Laurea al conservatorio e anni di studio con le leggende delle percussioni (una per tutte: Josè Louis Quintana Changuito).
Tra le sue numerose collaborazioni i Tamburi Do Brasil, Rossana Casale, Dirotta su Cuba, Cecilia Gasdia, Samingad, Amedeo Minghi, Solomon Burke, Gianni Morandi e performance con Randy Crawford, Lionel Ritchie, Josh Groban, The Corrs, Dionne Warwick, Noa, Rumba De Mar, Sergio Cammariere, Lauryn Hill.
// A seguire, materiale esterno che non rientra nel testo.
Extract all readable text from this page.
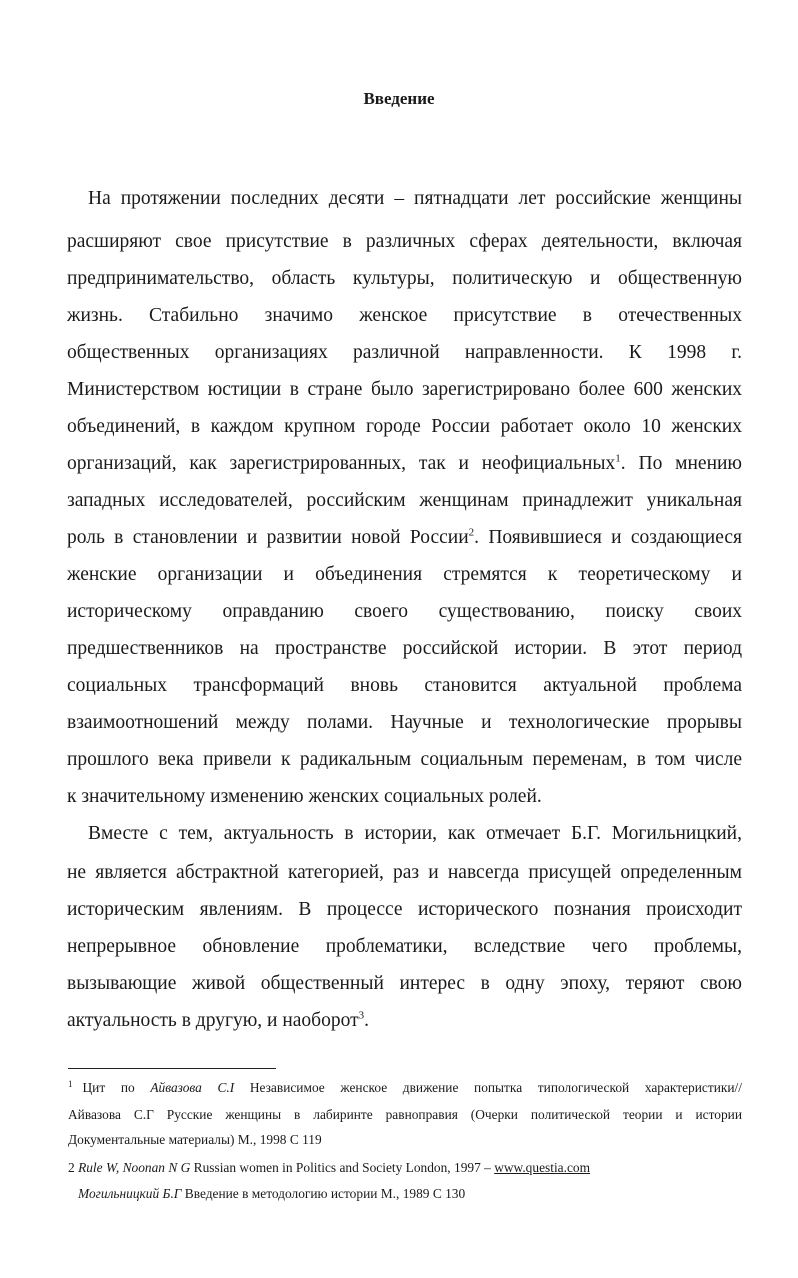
Введение
На протяжении последних десяти – пятнадцати лет российские женщины
расширяют свое присутствие в различных сферах деятельности, включая
предпринимательство, область культуры, политическую и общественную
жизнь. Стабильно значимо женское присутствие в отечественных
общественных организациях различной направленности. К 1998 г.
Министерством юстиции в стране было зарегистрировано более 600 женских
объединений, в каждом крупном городе России работает около 10 женских
организаций, как зарегистрированных, так и неофициальных$^1$. По мнению
западных исследователей, российским женщинам принадлежит уникальная
роль в становлении и развитии новой России$^2$. Появившиеся и создающиеся
женские организации и объединения стремятся к теоретическому и
историческому оправданию своего существованию, поиску своих
предшественников на пространстве российской истории. В этот период
социальных трансформаций вновь становится актуальной проблема
взаимоотношений между полами. Научные и технологические прорывы
прошлого века привели к радикальным социальным переменам, в том числе
к значительному изменению женских социальных ролей.
Вместе с тем, актуальность в истории, как отмечает Б.Г. Могильницкий,
не является абстрактной категорией, раз и навсегда присущей определенным
историческим явлениям. В процессе исторического познания происходит
непрерывное обновление проблематики, вследствие чего проблемы,
вызывающие живой общественный интерес в одну эпоху, теряют свою
актуальность в другую, и наоборот$^3$.
$^1$ Цит по Айвазова С.І Независимое женское движение попытка типологической характеристики//
Айвазова С.Г Русские женщины в лабиринте равноправия (Очерки политической теории и истории
Документальные материалы) М., 1998 С 119
2 Rule W, Noonan N G Russian women in Politics and Society London, 1997 – www.questia.com
Могильницкий Б.Г Введение в методологию истории М., 1989 С 130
Le tournée con Alex Britti e Anna Oxa e tanto altro ancora.
Il presente di Luca Scorziello si chiama Tosca e si muove sulle note di un progetto che parla le lingue del mondo, in musica: Morabeza.
“Tosca – annuncia il portale di Expo Dubai – artista eclettica che ha collaborato con i più grandi rappresentanti della musica italiana e internazionale, e il cui talento è stato premiato con i maggiori riconoscimenti italiani, è l’autrice ed interprete di questo viaggio tra tradizione e sperimentazione musicale intitolato “Morabeza”, il sentimento espresso dal termine capoverdiano, il sottile dolore che accompagna i momenti più intensi della nostra esistenza”.
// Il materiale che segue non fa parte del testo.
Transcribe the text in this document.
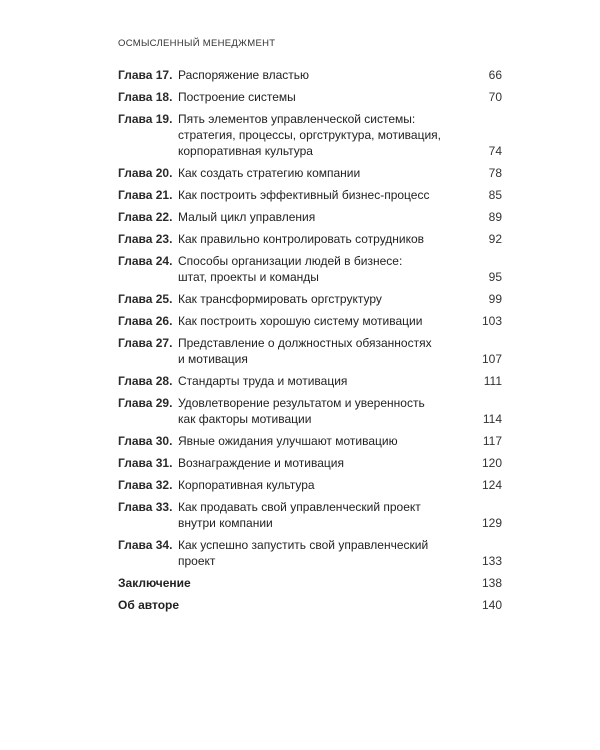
ОСМЫСЛЕННЫЙ МЕНЕДЖМЕНТ
Глава 17. Распоряжение властью	66
Глава 18. Построение системы	70
Глава 19. Пять элементов управленческой системы:
стратегия, процессы, оргструктура, мотивация,
корпоративная культура	74
Глава 20. Как создать стратегию компании	78
Глава 21. Как построить эффективный бизнес-процесс	85
Глава 22. Малый цикл управления	89
Глава 23. Как правильно контролировать сотрудников	92
Глава 24. Способы организации людей в бизнесе:
штат, проекты и команды	95
Глава 25. Как трансформировать оргструктуру	99
Глава 26. Как построить хорошую систему мотивации	103
Глава 27. Представление о должностных обязанностях
и мотивация	107
Глава 28. Стандарты труда и мотивация	111
Глава 29. Удовлетворение результатом и уверенность
как факторы мотивации	114
Глава 30. Явные ожидания улучшают мотивацию	117
Глава 31. Вознаграждение и мотивация	120
Глава 32. Корпоративная культура	124
Глава 33. Как продавать свой управленческий проект
внутри компании	129
Глава 34. Как успешно запустить свой управленческий
проект	133
Заключение	138
Об авторе	140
E con Tosca, sui palcoscenici di vari Paesi del mondo con questo spettacolo ribattezzato a ragione un “omaggio alla multiculturalità”, ci sarà il reggino Luca Scorziello.
Yes Calabria lo incontra virtualmente nel suo studio sulla Nomentana, accanto alla sede romana della Rai dove, ormai da anni, Luca è membro stabile delle orchestre di programmi di successo, con Carlo Conti e Enrico Brignano.
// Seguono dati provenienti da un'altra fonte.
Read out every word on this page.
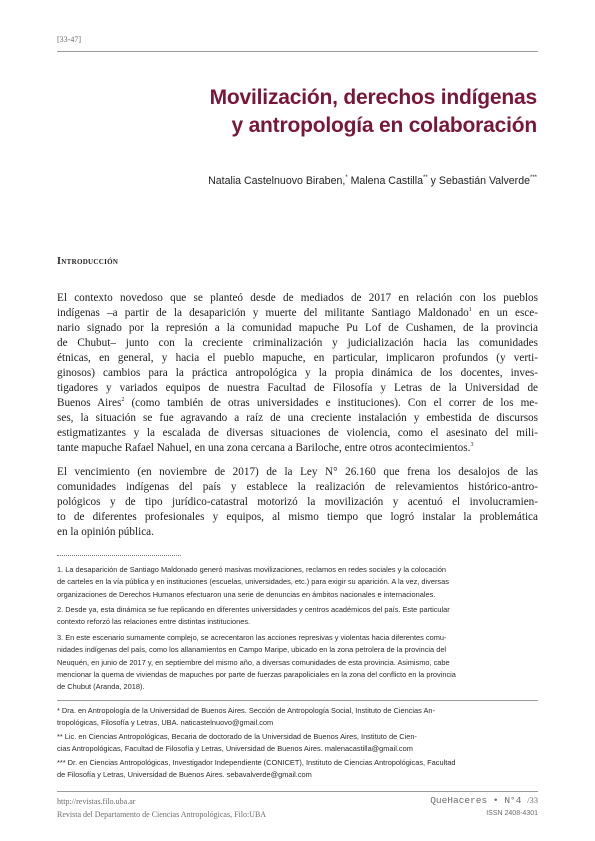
[33-47]
Movilización, derechos indígenas
y antropología en colaboración
Natalia Castelnuovo Biraben,* Malena Castilla** y Sebastián Valverde***
Introducción
El contexto novedoso que se planteó desde de mediados de 2017 en relación con los pueblos
indígenas –a partir de la desaparición y muerte del militante Santiago Maldonado$^1$ en un esce-
nario signado por la represión a la comunidad mapuche Pu Lof de Cushamen, de la provincia
de Chubut– junto con la creciente criminalización y judicialización hacia las comunidades
étnicas, en general, y hacia el pueblo mapuche, en particular, implicaron profundos (y verti-
ginosos) cambios para la práctica antropológica y la propia dinámica de los docentes, inves-
tigadores y variados equipos de nuestra Facultad de Filosofía y Letras de la Universidad de
Buenos Aires$^2$ (como también de otras universidades e instituciones). Con el correr de los me-
ses, la situación se fue agravando a raíz de una creciente instalación y embestida de discursos
estigmatizantes y la escalada de diversas situaciones de violencia, como el asesinato del mili-
tante mapuche Rafael Nahuel, en una zona cercana a Bariloche, entre otros acontecimientos.$^3$
El vencimiento (en noviembre de 2017) de la Ley N° 26.160 que frena los desalojos de las
comunidades indígenas del país y establece la realización de relevamientos histórico-antro-
pológicos y de tipo jurídico-catastral motorizó la movilización y acentuó el involucramien-
to de diferentes profesionales y equipos, al mismo tiempo que logró instalar la problemática
en la opinión pública.
1. La desaparición de Santiago Maldonado generó masivas movilizaciones, reclamos en redes sociales y la colocación
de carteles en la vía pública y en instituciones (escuelas, universidades, etc.) para exigir su aparición. A la vez, diversas
organizaciones de Derechos Humanos efectuaron una serie de denuncias en ámbitos nacionales e internacionales.
2. Desde ya, esta dinámica se fue replicando en diferentes universidades y centros académicos del país. Este particular
contexto reforzó las relaciones entre distintas instituciones.
3. En este escenario sumamente complejo, se acrecentaron las acciones represivas y violentas hacia diferentes comu-
nidades indígenas del país, como los allanamientos en Campo Maripe, ubicado en la zona petrolera de la provincia del
Neuquén, en junio de 2017 y, en septiembre del mismo año, a diversas comunidades de esta provincia. Asimismo, cabe
mencionar la quema de viviendas de mapuches por parte de fuerzas parapoliciales en la zona del conflicto en la provincia
de Chubut (Aranda, 2018).
* Dra. en Antropología de la Universidad de Buenos Aires. Sección de Antropología Social, Instituto de Ciencias An-
tropológicas, Filosofía y Letras, UBA. naticastelnuovo@gmail.com
** Lic. en Ciencias Antropológicas, Becaria de doctorado de la Universidad de Buenos Aires, Instituto de Cien-
cias Antropológicas, Facultad de Filosofía y Letras, Universidad de Buenos Aires. malenacastilla@gmail.com
*** Dr. en Ciencias Antropológicas, Investigador Independiente (CONICET), Instituto de Ciencias Antropológicas, Facultad
de Filosofía y Letras, Universidad de Buenos Aires. sebavalverde@gmail.com
http://revistas.filo.uba.ar
Revista del Departamento de Ciencias Antropológicas, Filo:UBA
QueHaceres • N°4 /33
ISSN 2408-4301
Lo vediamo, circondato dalle percussioni che ha costruito sulle sue amate spiagge reggine, con i legnetti restituiti dalla risacca e impregnati dei suoni del suo Mediterraneo, che Luca trasfonde nella sua musica, portandola nel mondo. E, prima ancora, nell’anima.
Luca, parliamo di Tosca, di questo spettacolo e di questa tournée.
Come è iniziata la collaborazione con questa artista così poliedrica?
La collaborazione con Tosca è iniziata due-tre anni fa: mi chiamò per incidere il suo disco, Morabeza, che conteneva il brano portato a Sanremo. Nacque così un rapporto di lavoro e di amicizia, legato al disco, che sarebbe poi cresciuto nel tempo. Da lì, Tosca mi chiese se ero disposto a lavorare al tour.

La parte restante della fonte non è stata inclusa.